De: Margolzata Szumowska e Michal Englert.Com Alec Utgoff, Maja Ostaszewska, Lukasz Simlat e Weronika Rosati. Comédia dramática, Polônia, 2020, 113 minutos.
Foi com o ótimo Medos Privados em Lugares Públicos (2006) que o falecido Alain Resnais elaborou uma verdadeira colcha de retalhos em que a hipocrisia da sociedade era evidenciada a partir da história de seis pessoas - três homens e três mulheres - que tinham suas vidas cruzadas. Na narrativa - meio fria, eventualmente insólita, quase como uma fábula existencialista -, temas como solidão, efemeridade das relações e a instabilidade do amor, eram apresentados de forma primorosa, enquanto a neve que persistia em cair, se apresentava como a metáfora estética perfeita que servia como alicerce para a ideia geral do filme. De alguma forma, é possível afirmar que Nunca Mais Nevará (Sniegu Juz Nigdy Nie Bedzie) - o enviado da Polônia para a mais recente edição do Oscar e que finalmente está chegando aos cinemas - repete esse expediente. Ainda que de uma forma invariavelmente mais hermética.

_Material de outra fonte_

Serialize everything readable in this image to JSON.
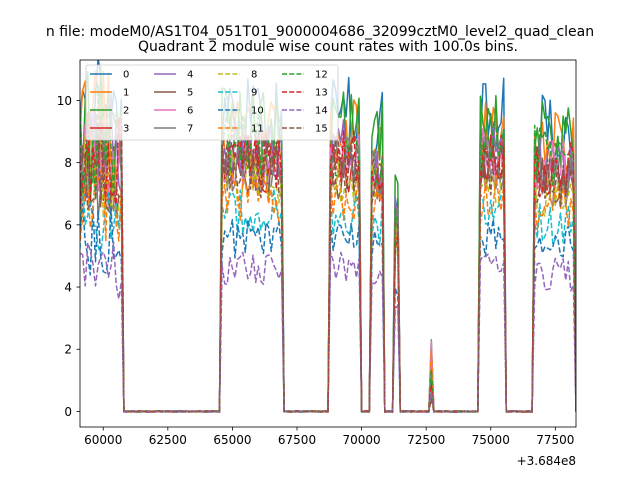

Trata-se ao cabo de um filme curiosamente agradável de se assistir, ainda que reserve uma boa dose de complexidade para as suas camadas mais interiores. A trama nas aparências é muito simples: nela acompanhamos um imigrante ucraniano de nome Zhenia (Alec Utgoff), que atua como massoterapeuta em um condomínio fechado na Polônia. Indo de casa em casa, sempre com a sua maca portátil a tiracolo, o protagonista tem contato com as mais variadas figuras que habitam esse universo particular - da dona de casa mãe de dois filhos que parece estar insatisfeita com o casamento, passando pelo idoso de comportamento reacionário até chegar a mulher solitária que se ocupa de cuidar de seus cachorros. Em meio a porteiros e vigilantes, a existência pacata do local parece estar sempre no limite do "acontecimento". Por baixo do véu de tranquilidade, um sem fim de angústias que sempre parecem prontas à vir a tona, seja em forma de discussões acaloradas, seja por meio de pulsões sexuais reprimidas.
Bonito e habilidoso no seu ofício, Zhenia vai aos poucos ganhando a confiança de cada uma daquelas pessoas - sejam homens ou mulheres. O que torna a sua presença um veículo para tensões latentes, que são complementadas por gestos econômicos, olhares de satisfação e a busca hedonista por algum prazer que a existência vazia já não parece mais capaz de satisfazer. Aqui e ali em cada diálogo, temas como xenofobia, opressão às minorias e a futilidade dos extratos mais abastados da população, surgem em pequenas pílulas, que nunca soam excessivamente invasivas. O mesmo vale para a curiosa análise da neve como fenômeno natural que está em "extinção" - e que aqui estabelece um diálogo sofisticado com a obra de Resnais. Diante de tudo o que (não) acontece, não demora para que Zhenia se transforme em uma espécie de guru daqueles que atende: condição que é reforçada pelo exercício de habilidades que vão para além da mera massagem.
Em linhas gerais, é um filme que possibilita uma série de interpretações - e que certamente fará sucesso naquele clube de cinema alternativo da faculdade de humanas. Nada é óbvio, por mais que o fio narrativo dificilmente se desvie do prumo. Tecnicamente bem executada, a obra recorre ainda a flashbacks para esclarecer que Zhenia também possui os seus próprios traumas - e a cada ida para esse "canto" do seu inconsciente nos desperta mais curiosidade sobre o que teria ocorrido, no passado, com sua família. Pra quem gosta do estranhamento gerado pelo trabalho da diretora Malgorzata Szumowska - aliás, tem resenha do excelente Body (2015) aqui no Picanha -, encontrará em Nunca Mais Nevará um prato cheio. Místico, soturno, emocionalmente curioso, é aquele filme que não entrega uma solução fácil. Mas que nos tira da zona de conforto. Eu, particularmente, adoro isso.